In honor of Jon Lester's inspirational comeback, I'll recognize one of his teammates for a Best Blog EVAH - Curt Schilling's now-famous blog, 38 Pitches.
OK, this one was easy, and now I look like just another homer 'sox fan who's crushing on Curt Schilling. (full disclosure: go sox, and I freakin' LOVE Schil. he works hard and he cares, so give the man credit.) But 38 Pitches is another great example of a person who has a brand and has used the blogosphere to protect that brand from perceived inaccurate or unfair treatment from the traditional media. It's a great case study.
Schilling follows in a long and proud tradition of Red Sox greats with sports columnist rivals. Curt Schilling's arch nemesis isn't someone from the Yankees, it's a Boston Globe columnist named Dan Shaughnessy. Shaughnessy has opinions about Schilling that aren't always flattering and has plenty to say about it in his columns. I doubt Shaughnessy was the only reason Schilling decided to speak for himself rather than through the media's filter, but I'm sure he was a big one.

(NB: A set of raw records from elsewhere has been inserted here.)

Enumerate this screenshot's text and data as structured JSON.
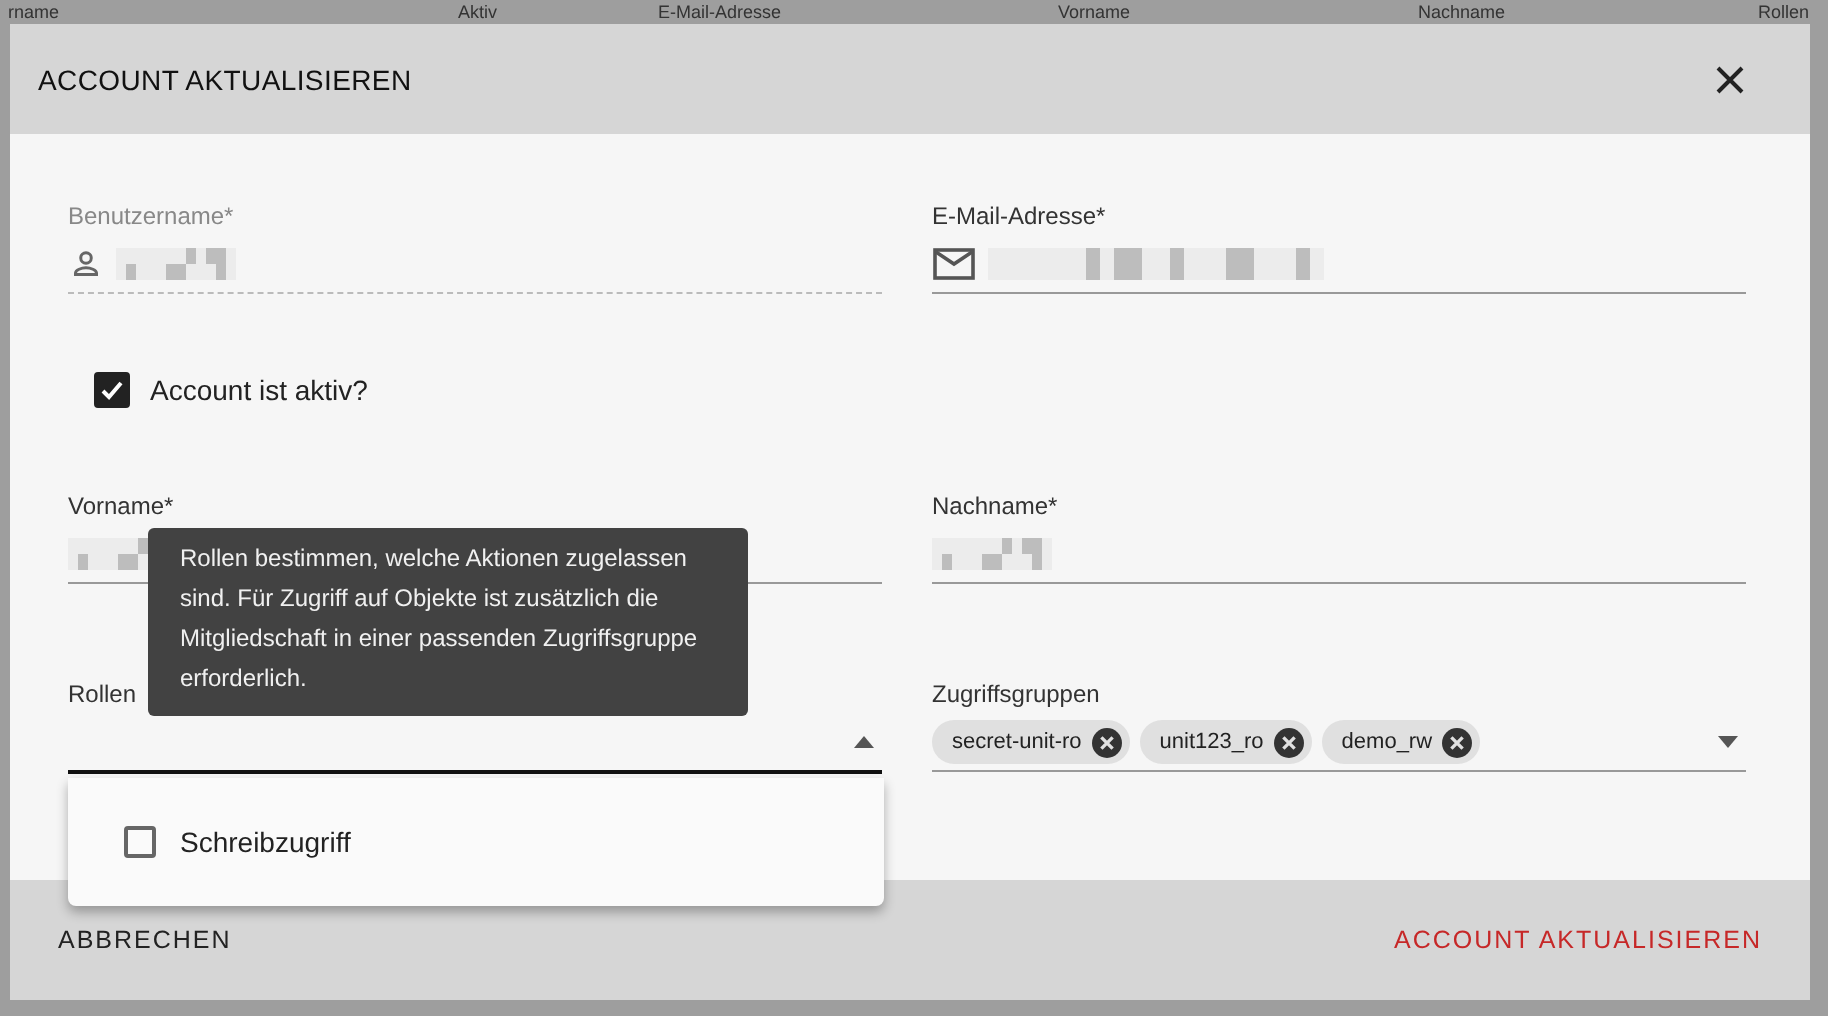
{
  "background_table": {
    "columns": [
      "rname",
      "Aktiv",
      "E-Mail-Adresse",
      "Vorname",
      "Nachname",
      "Rollen"
    ]
  },
  "dialog": {
    "title": "ACCOUNT AKTUALISIEREN",
    "rows": [
      {
        "fields": [
          {
            "kind": "user",
            "label": "Benutzername*",
            "disabled": true,
            "redacted": true
          },
          {
            "kind": "email",
            "label": "E-Mail-Adresse*",
            "disabled": false,
            "redacted": true
          }
        ]
      },
      {
        "checkbox": {
          "label": "Account ist aktiv?",
          "checked": true
        }
      },
      {
        "fields": [
          {
            "kind": "text",
            "label": "Vorname*",
            "disabled": false,
            "redacted": true
          },
          {
            "kind": "text",
            "label": "Nachname*",
            "disabled": false,
            "redacted": true
          }
        ]
      },
      {
        "fields": [
          {
            "kind": "select",
            "label": "Rollen",
            "disabled": false,
            "expanded": true
          },
          {
            "kind": "chips",
            "label": "Zugriffsgruppen",
            "disabled": false,
            "expanded": false,
            "chips": [
              "secret-unit-ro",
              "unit123_ro",
              "demo_rw"
            ]
          }
        ]
      }
    ],
    "tooltip": "Rollen bestimmen, welche Aktionen zugelassen sind. Für Zugriff auf Objekte ist zusätzlich die Mitgliedschaft in einer passenden Zugriffsgruppe erforderlich.",
    "menu": [
      {
        "label": "Schreibzugriff",
        "checked": false
      }
    ],
    "buttons": [
      {
        "kind": "cancel",
        "label": "ABBRECHEN"
      },
      {
        "kind": "submit",
        "label": "ACCOUNT AKTUALISIEREN"
      }
    ]
  }
}
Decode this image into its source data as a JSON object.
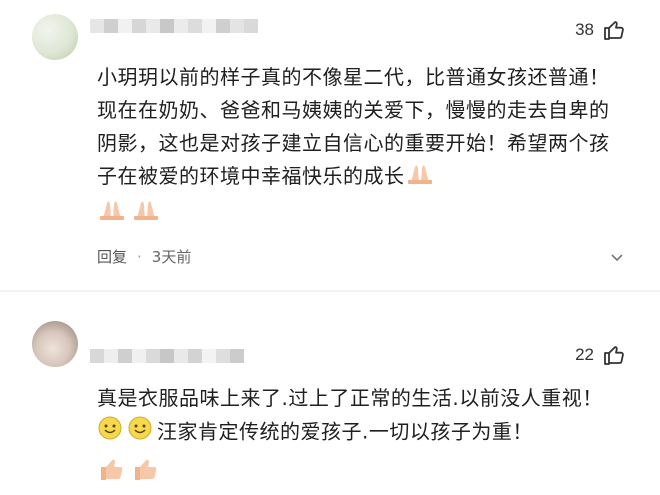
{
  "comments": [
    {
      "likes": "38",
      "text": "小玥玥以前的样子真的不像星二代，比普通女孩还普通！现在在奶奶、爸爸和马姨姨的关爱下，慢慢的走去自卑的阴影，这也是对孩子建立自信心的重要开始！希望两个孩子在被爱的环境中幸福快乐的成长",
      "reply_label": "回复",
      "time": "3天前"
    },
    {
      "likes": "22",
      "text_1": "真是衣服品味上来了.过上了正常的生活.以前没人重视！",
      "text_2": "汪家肯定传统的爱孩子.一切以孩子为重！"
    }
  ],
  "colors": {
    "accent": "#f2b28a"
  },
  "icons": {
    "like": "thumbs-up-icon",
    "praying": "praying-hands-emoji",
    "smile": "smiling-face-emoji",
    "thumb_emoji": "thumbs-up-emoji",
    "expand": "chevron-down-icon"
  }
}
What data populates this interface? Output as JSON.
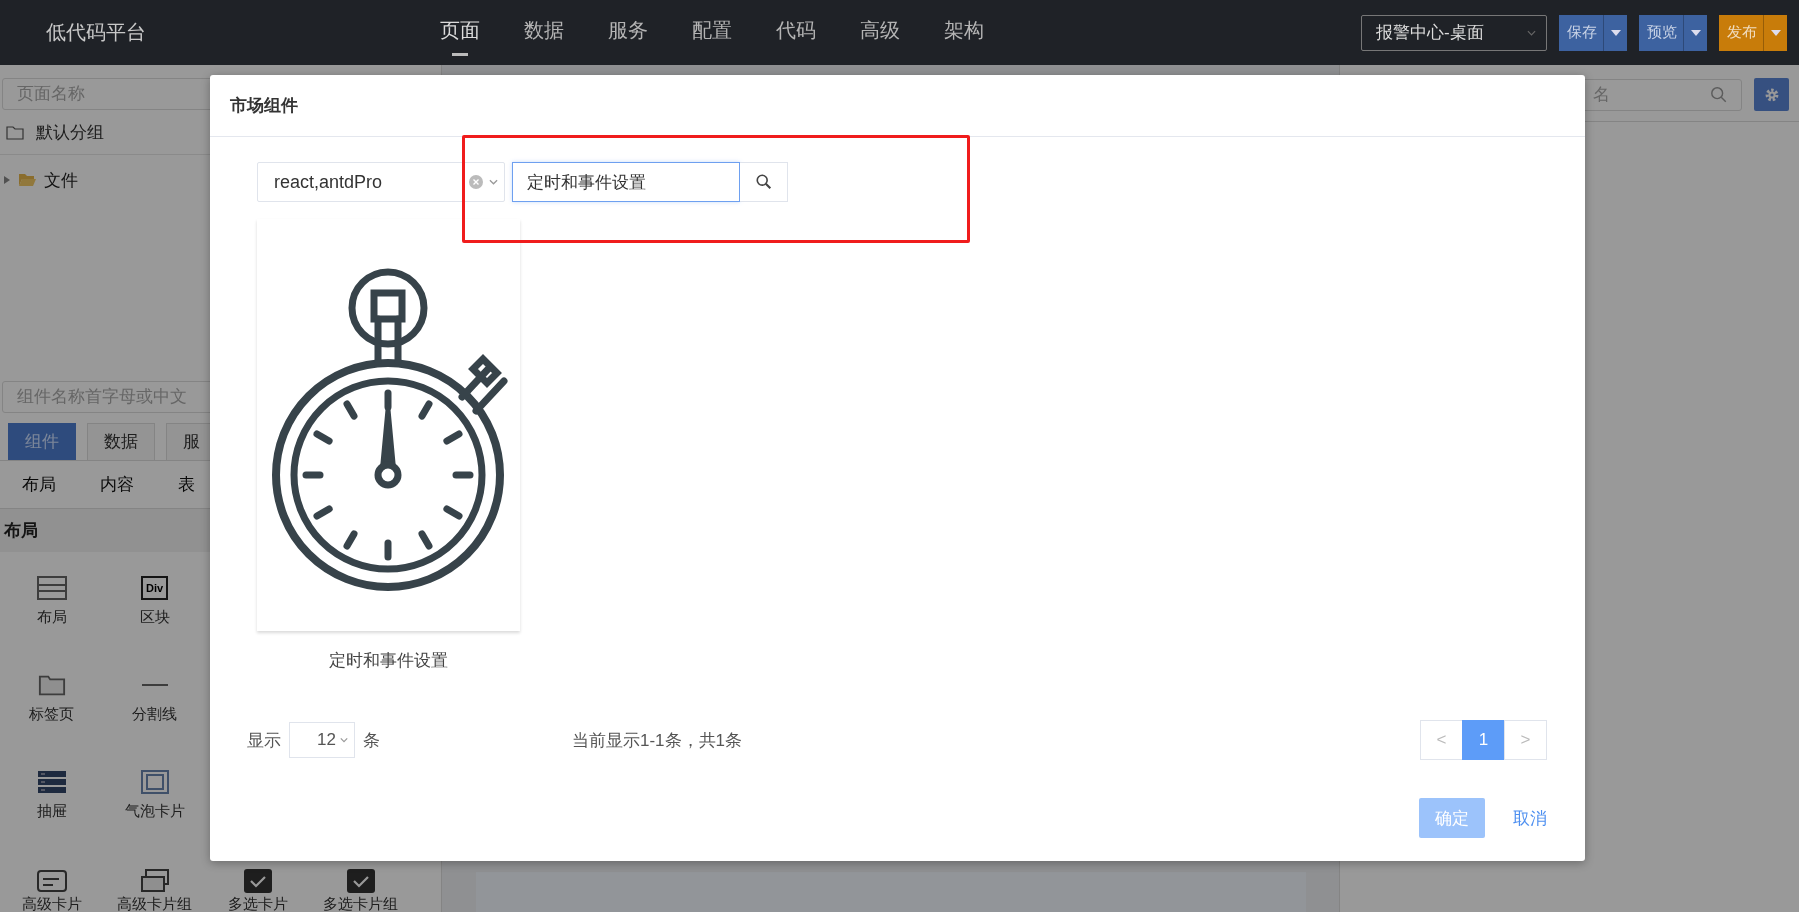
{
  "header": {
    "logo": "低代码平台",
    "nav": [
      {
        "label": "页面",
        "selected": true
      },
      {
        "label": "数据",
        "selected": false
      },
      {
        "label": "服务",
        "selected": false
      },
      {
        "label": "配置",
        "selected": false
      },
      {
        "label": "代码",
        "selected": false
      },
      {
        "label": "高级",
        "selected": false
      },
      {
        "label": "架构",
        "selected": false
      }
    ],
    "page_select": "报警中心-桌面",
    "buttons": [
      {
        "label": "保存",
        "kind": "primary"
      },
      {
        "label": "预览",
        "kind": "primary"
      },
      {
        "label": "发布",
        "kind": "warning"
      }
    ]
  },
  "left_panel": {
    "page_search": {
      "placeholder": "页面名称"
    },
    "group": "默认分组",
    "tree": [
      {
        "label": "文件",
        "expanded": false
      }
    ],
    "component_search": {
      "placeholder": "组件名称首字母或中文"
    },
    "tabs": [
      {
        "label": "组件",
        "selected": true
      },
      {
        "label": "数据",
        "selected": false
      },
      {
        "label": "服",
        "selected": false
      }
    ],
    "categories": [
      "布局",
      "内容",
      "表"
    ],
    "section": "布局",
    "components": [
      {
        "label": "布局",
        "kind": "layout"
      },
      {
        "label": "区块",
        "kind": "div",
        "icon_text": "Div"
      },
      {
        "label": "标签页",
        "kind": "tabs"
      },
      {
        "label": "分割线",
        "kind": "divider"
      },
      {
        "label": "抽屉",
        "kind": "drawer"
      },
      {
        "label": "气泡卡片",
        "kind": "popover"
      },
      {
        "label": "高级卡片",
        "kind": "card"
      },
      {
        "label": "高级卡片组",
        "kind": "card-group"
      },
      {
        "label": "多选卡片",
        "kind": "check"
      },
      {
        "label": "多选卡片组",
        "kind": "check"
      }
    ]
  },
  "right_panel": {
    "search": {
      "placeholder": "名"
    }
  },
  "modal": {
    "title": "市场组件",
    "filter": {
      "value": "react,antdPro"
    },
    "search": {
      "value": "定时和事件设置"
    },
    "results": [
      {
        "label": "定时和事件设置"
      }
    ],
    "page_size": {
      "before": "显示",
      "value": "12",
      "after": "条"
    },
    "summary": "当前显示1-1条，共1条",
    "pagination": {
      "prev": "<",
      "pages": [
        {
          "label": "1",
          "selected": true
        }
      ],
      "next": ">",
      "prev_disabled": true,
      "next_disabled": true
    },
    "ok": {
      "label": "确定",
      "disabled": true
    },
    "cancel": "取消"
  }
}
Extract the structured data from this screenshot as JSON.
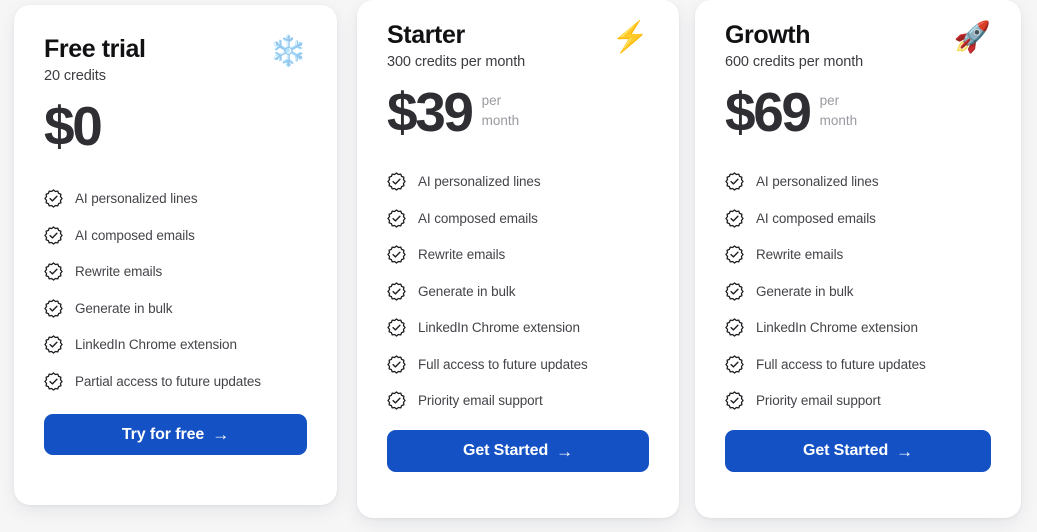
{
  "theme": {
    "page_background": "#f6f6f7",
    "card_background": "#ffffff",
    "accent_blue": "#1351c4",
    "price_color": "#2e2e33",
    "feature_text_color": "#44444a",
    "muted_text_color": "#9a9aa1"
  },
  "plans": [
    {
      "name": "Free trial",
      "credits": "20 credits",
      "price": "$0",
      "period": "",
      "emoji": "❄️",
      "emoji_name": "snowflake-icon",
      "cta_label": "Try for free",
      "cta_arrow": "→",
      "features": [
        "AI personalized lines",
        "AI composed emails",
        "Rewrite emails",
        "Generate in bulk",
        "LinkedIn Chrome extension",
        "Partial access to future updates"
      ]
    },
    {
      "name": "Starter",
      "credits": "300 credits per month",
      "price": "$39",
      "period": "per month",
      "emoji": "⚡",
      "emoji_name": "lightning-bolt-icon",
      "cta_label": "Get Started",
      "cta_arrow": "→",
      "features": [
        "AI personalized lines",
        "AI composed emails",
        "Rewrite emails",
        "Generate in bulk",
        "LinkedIn Chrome extension",
        "Full access to future updates",
        "Priority email support"
      ]
    },
    {
      "name": "Growth",
      "credits": "600 credits per month",
      "price": "$69",
      "period": "per month",
      "emoji": "🚀",
      "emoji_name": "rocket-icon",
      "cta_label": "Get Started",
      "cta_arrow": "→",
      "features": [
        "AI personalized lines",
        "AI composed emails",
        "Rewrite emails",
        "Generate in bulk",
        "LinkedIn Chrome extension",
        "Full access to future updates",
        "Priority email support"
      ]
    }
  ]
}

But here's the thing: Schilling isn't the first athlete with a blog. He's not even the first baseball player with a blog. Why is his blog, and not others, a BBE?
First, it's authentic. Unlike some athletes' "official sites," you can tell his posts were written by him and not a PR flack like me - and it's not covered with flashy ads saying, "buy something with my name or number on it." (he has a link to a business of his on the site, but it's really not over the top.) He's also using wordpress, which also gives him some street cred with the open source techie crowd. So, CEO crowd: if Curt Schilling, who's legendary for the amount of time he takes preparing for games, has the time to blog, so do you.
Second, and this is big - it's a conversation, not a lecture. There are positive as well as negative comments on his blog and that's ok with him. He's interacting with his fans, much more than any sports columnist can in their given media. Companies can't panic every time a comment isn't 100 percent positive and lock down a blog, or they'll look like they're putting up walls between themselves and everyone else.
Finally, it's strategic. He started this blog for a reason - to get his unfiltered thoughts out - and he's stuck with it. He hasn't vented once or twice. He hasn't kept this out there as a defensive, crisis communications tool. He's doing exactly what he set out to do. Blogs aren't everything, but they're great when used for the right purpose.
It's also nice that he uses his celebrity and his online space to support his favorite charities, SHADE and ALSA.
When Dan Shaughnessy learned about 38 Pitches, he mocked Schilling. Now print is declining while online is ascending. I'm a huge sox fan and I read 38 Pitches more than Shaughnessy's column now. Since I live in Kentucky, I really can't get a paper copy of the Boston Globe. So if Shaughnessy decides he needs to write a blog to keep up his readership, he has to eat some crow first.
I guess we mock what we don't understand.